Our study has focused on QSM hyperintense white matter lesions; however, we also observed lesions on T2/FLAIR that were QSM isointense (15.2%) or hypointense (27.2%) relative to NAWM. We have previously reported that QSM isointensity occurs in MS patients in Gd‐enhancing lesions and in 24.5% of non‐enhancing lesions. , , Longitudinal studies suggest that late chronic lesions eventually return to isointense susceptibility. , This could represent remyelination although it is improbable that all lesions remyelinate. Similarly, there is no satisfying histopathological explanation for QSM hypointensity in MS lesions, which underlines the need for additional QSM‐histology correlative studies.

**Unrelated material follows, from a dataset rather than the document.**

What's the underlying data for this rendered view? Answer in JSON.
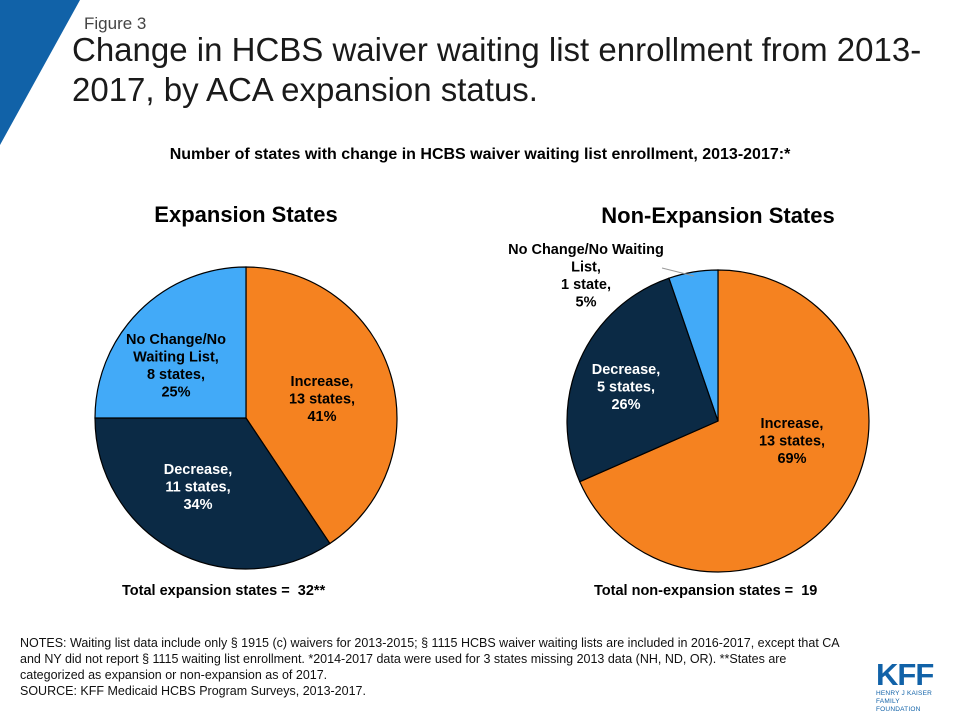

There are several limitations to this study. While our lesions were a homogeneous population to the degree that they are all derived from periventricular and deep white matter of the cerebrum, we recognize that different lesion locations even within the cerebral white matter may result in different iron content in microglia. In addition, it is possible that activation patterns of iron‐positive microglia change with increasing chronicity. Finally, we focused exclusively on lesions that were hyperintense on QSM. We are now conducting additional studies to understand the histopathological changes that result in hypo‐ or isointense QSM signal.

In summary, our MRI and pathology investigations provide further guidance on how to evaluate QSM hyperintensity signal in cerebral WM lesions of MS patients: QSM hyperintensity in the lesion perimeter is indicative of the presence of inflammatory iron+ myeloid cells at the lesion rim, whereas punctate or low‐intensity homogenous QSM patterns are not associated with inflammation.

Conflict of Interest

Yi Wang owns equity in Medimagemetric LLC.

Funding Information

This work was supported in part by the National Institutes of Health R01NS090464, R01NS105144, S10OD021782 (YW); R01NS102667 (DP) and the National Multiple Sclerosis Society RR‐1602‐07671 (TDN). This work was made possible through formalin‐fixed CNS tissue of MS patients obtained from the Rocky Mountain Multiple Sclerosis Center Tissue Bank.